The UK's AISI was founded in 2023, carries £100 million in public funding, employs more than 100 technical staff, and has tested at least 16 models — including three frontier releases before their public launch. It has recruited senior researchers from OpenAI and Google DeepMind by paying above standard civil service rates. The EU AI Office has over 125 staff and its own safety unit, but as recently as last autumn it was struggling with severe hiring challenges: rigid pay scales, leadership vacancies, and a bureaucratic recruitment process that routinely loses candidates to faster-moving employers.
This puts pressure on the EU's broader AI governance ambitions, because evaluation capability is the foundation everything else rests on. You cannot write binding requirements for a system you haven't independently assessed. You cannot issue meaningful safety guidance without access to the model generating the risks.

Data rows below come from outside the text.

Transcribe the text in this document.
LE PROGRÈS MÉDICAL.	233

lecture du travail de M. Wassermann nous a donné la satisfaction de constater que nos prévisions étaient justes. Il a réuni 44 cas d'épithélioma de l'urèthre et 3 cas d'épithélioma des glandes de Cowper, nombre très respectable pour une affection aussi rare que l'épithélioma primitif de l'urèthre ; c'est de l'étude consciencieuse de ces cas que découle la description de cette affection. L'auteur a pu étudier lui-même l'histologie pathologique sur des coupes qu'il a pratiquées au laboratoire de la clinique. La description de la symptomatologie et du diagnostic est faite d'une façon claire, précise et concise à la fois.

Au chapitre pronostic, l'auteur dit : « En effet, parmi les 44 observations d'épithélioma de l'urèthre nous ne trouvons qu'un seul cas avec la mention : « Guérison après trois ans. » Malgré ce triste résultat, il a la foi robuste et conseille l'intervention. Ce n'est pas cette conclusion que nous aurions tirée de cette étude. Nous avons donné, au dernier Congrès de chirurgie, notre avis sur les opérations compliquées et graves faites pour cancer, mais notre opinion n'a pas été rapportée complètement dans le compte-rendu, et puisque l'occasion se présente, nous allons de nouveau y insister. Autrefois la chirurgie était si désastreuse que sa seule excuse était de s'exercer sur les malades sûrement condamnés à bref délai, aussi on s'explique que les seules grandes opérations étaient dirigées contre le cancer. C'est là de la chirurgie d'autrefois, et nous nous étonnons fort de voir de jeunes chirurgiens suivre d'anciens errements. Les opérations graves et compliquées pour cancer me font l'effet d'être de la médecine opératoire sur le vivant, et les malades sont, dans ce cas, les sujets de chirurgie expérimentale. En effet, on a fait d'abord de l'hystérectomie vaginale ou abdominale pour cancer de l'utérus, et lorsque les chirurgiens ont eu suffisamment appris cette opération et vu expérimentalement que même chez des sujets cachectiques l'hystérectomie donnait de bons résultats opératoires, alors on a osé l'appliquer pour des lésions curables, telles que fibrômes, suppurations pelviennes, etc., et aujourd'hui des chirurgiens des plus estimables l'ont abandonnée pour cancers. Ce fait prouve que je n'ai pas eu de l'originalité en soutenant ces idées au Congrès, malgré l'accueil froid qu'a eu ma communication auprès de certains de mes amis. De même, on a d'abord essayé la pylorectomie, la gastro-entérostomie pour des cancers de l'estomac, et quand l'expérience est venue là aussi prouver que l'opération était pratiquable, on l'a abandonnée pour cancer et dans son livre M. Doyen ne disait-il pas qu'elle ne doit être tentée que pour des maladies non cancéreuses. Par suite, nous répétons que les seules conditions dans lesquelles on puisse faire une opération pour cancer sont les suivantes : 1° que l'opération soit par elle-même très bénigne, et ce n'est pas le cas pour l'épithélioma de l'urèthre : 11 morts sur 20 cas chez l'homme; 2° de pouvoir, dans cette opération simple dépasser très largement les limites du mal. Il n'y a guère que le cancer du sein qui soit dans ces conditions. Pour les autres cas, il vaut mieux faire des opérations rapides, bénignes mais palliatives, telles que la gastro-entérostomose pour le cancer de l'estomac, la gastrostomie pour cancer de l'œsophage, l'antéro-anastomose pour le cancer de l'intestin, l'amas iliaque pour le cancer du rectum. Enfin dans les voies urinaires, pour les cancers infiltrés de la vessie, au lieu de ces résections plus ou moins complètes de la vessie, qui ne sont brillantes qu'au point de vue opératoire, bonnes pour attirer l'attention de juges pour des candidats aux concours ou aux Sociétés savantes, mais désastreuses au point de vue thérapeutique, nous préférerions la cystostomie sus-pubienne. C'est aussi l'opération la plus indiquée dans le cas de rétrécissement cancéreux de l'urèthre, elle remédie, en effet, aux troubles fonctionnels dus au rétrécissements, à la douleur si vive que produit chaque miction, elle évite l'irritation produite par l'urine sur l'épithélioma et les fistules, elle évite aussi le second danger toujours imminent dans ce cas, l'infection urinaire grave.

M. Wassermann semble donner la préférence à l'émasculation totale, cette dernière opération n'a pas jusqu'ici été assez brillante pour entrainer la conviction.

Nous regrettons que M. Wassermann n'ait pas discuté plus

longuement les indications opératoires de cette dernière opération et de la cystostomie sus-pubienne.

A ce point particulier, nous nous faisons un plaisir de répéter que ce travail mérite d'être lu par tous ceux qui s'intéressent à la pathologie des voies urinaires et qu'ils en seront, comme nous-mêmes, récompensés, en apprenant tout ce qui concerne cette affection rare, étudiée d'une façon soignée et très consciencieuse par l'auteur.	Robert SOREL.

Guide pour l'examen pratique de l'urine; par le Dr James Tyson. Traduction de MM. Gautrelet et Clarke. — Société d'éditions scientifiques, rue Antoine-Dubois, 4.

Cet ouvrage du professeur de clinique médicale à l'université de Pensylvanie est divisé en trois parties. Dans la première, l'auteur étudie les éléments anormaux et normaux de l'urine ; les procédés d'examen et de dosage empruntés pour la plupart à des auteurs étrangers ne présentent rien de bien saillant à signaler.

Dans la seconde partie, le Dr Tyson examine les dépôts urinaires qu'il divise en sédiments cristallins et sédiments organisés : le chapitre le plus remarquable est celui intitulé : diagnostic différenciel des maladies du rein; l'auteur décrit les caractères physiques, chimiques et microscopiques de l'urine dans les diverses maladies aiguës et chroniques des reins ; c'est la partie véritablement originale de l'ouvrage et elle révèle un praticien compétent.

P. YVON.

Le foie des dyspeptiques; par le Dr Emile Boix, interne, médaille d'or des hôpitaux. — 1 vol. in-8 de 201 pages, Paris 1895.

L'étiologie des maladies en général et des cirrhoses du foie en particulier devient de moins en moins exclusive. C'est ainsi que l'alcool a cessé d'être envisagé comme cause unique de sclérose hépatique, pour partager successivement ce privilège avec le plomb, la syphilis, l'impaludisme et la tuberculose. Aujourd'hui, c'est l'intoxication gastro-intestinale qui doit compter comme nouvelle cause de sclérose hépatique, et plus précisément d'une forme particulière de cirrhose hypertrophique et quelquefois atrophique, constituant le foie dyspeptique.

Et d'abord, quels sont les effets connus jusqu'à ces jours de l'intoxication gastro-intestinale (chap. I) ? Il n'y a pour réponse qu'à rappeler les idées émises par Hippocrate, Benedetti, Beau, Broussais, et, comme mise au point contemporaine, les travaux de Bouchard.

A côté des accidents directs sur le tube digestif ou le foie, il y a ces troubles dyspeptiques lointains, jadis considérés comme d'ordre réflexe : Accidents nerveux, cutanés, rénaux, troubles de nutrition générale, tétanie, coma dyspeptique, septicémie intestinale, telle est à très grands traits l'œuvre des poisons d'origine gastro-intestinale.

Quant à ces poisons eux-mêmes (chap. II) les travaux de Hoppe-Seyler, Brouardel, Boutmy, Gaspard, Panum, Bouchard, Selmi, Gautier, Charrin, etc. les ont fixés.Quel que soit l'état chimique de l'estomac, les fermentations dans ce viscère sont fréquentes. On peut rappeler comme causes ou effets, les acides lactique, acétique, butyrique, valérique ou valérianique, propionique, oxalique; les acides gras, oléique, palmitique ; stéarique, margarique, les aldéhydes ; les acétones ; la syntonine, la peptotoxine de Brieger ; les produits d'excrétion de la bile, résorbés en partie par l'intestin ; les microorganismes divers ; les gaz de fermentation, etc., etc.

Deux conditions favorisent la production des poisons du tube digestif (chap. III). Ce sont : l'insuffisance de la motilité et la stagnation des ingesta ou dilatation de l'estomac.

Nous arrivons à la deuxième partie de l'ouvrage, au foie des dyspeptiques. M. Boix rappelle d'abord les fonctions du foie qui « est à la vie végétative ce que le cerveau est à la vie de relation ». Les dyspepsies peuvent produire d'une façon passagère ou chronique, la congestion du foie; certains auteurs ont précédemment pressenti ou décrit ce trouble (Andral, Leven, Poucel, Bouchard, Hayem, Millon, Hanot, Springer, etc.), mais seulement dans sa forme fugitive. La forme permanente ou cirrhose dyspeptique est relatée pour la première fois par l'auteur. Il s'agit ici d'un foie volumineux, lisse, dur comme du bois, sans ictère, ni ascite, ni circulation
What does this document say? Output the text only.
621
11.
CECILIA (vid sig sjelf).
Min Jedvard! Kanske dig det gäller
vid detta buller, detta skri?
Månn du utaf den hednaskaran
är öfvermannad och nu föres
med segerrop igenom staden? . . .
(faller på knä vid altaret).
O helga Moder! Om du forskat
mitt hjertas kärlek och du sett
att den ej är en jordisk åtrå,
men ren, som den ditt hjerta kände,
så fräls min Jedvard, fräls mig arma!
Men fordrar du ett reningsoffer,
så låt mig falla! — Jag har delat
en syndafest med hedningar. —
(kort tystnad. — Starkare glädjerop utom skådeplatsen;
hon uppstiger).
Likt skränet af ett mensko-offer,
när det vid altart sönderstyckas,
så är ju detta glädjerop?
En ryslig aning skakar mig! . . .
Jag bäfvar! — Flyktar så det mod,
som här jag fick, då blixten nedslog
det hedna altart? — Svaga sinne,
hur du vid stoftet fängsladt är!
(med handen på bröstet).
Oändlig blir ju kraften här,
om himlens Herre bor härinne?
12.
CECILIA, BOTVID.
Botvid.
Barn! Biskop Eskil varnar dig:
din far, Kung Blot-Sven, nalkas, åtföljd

AI researcher Laura Caroli, who contributed to drafting the EU AI Act, noted that the Act's obligations only fully activate once a model reaches the market. Mythos hasn't — yet. But EU guidelines suggest that internal use of a model can count as market placement if it affects the rights of EU individuals or underpins services offered in the EU. That interpretation is still being examined. The EU Commission confirmed it is reviewing potential implications under existing legislation, including mandatory cybersecurity requirements under the Cyber Resilience Act.
What This Means
The Mythos situation is a stress test for AI governance at a critical inflection point. Anthropic made a unilateral judgment call about which 50 organizations deserve access to a potentially destabilizing capability. The question isn't whether that decision was right or wrong — it's whether private companies should be making it alone.
It's deeply concerning that tech companies, not regulators, are the ones deciding how to handle these risks. We need pathways for governments or independent third parties to review these systems.
— Yoshua Bengio, AI pioneer, to POLITICO
Former EU Parliament member Marietje Schaake echoed the structural urgency: models with this kind of reach shouldn't be governed entirely by their creators. The window to agree on disclosure rules and oversight mechanisms is now, not after the next capability jump.
Some European nations are building in parallel. France launched INESIA — its own AI evaluation and safety institute — in early 2025. Spain has AESIA. But national fragmentation isn't a substitute for an EU-level body with the talent, compute, and relationships to engage frontier labs on their own terms.
- For developers and security engineers: Mythos's TLO performance is a signal, not a ceiling. Patch cycles, access controls, and detection coverage that would stop a skilled human analyst may not stop an AI running 24/7 with perfect recall of exploit chains. Baseline hygiene is no longer optional.
- For founders building on AI infrastructure: Restricted access tiers are becoming a feature of frontier model releases, not a bug. Plan for the possibility that your preferred model may be gated behind a vetting process, especially if your product touches security-sensitive domains.
- For EU policymakers: The gap between legal frameworks and technical evaluation capacity is widening. The AI Act's requirements only bite at market release. By then, the capability curve has already moved. Investing in an evaluation institution that can compete with AISI isn't a nice-to-have — it's a prerequisite for enforcement.
- For everyone watching the geopolitical angle: The next Mythos-class model may not come from a US company with cooperative instincts toward Western regulators. It may come from a lab with no interest in Project Glasswing or EU Codes of Practice. Europe's current institutional gaps will look much more serious on that day.
The UK moved quickly and now has independent data on one of the most consequential AI releases in recent memory. Europe has meeting minutes and unanswered emails. That asymmetry, more than any specific capability benchmark, is the real story here.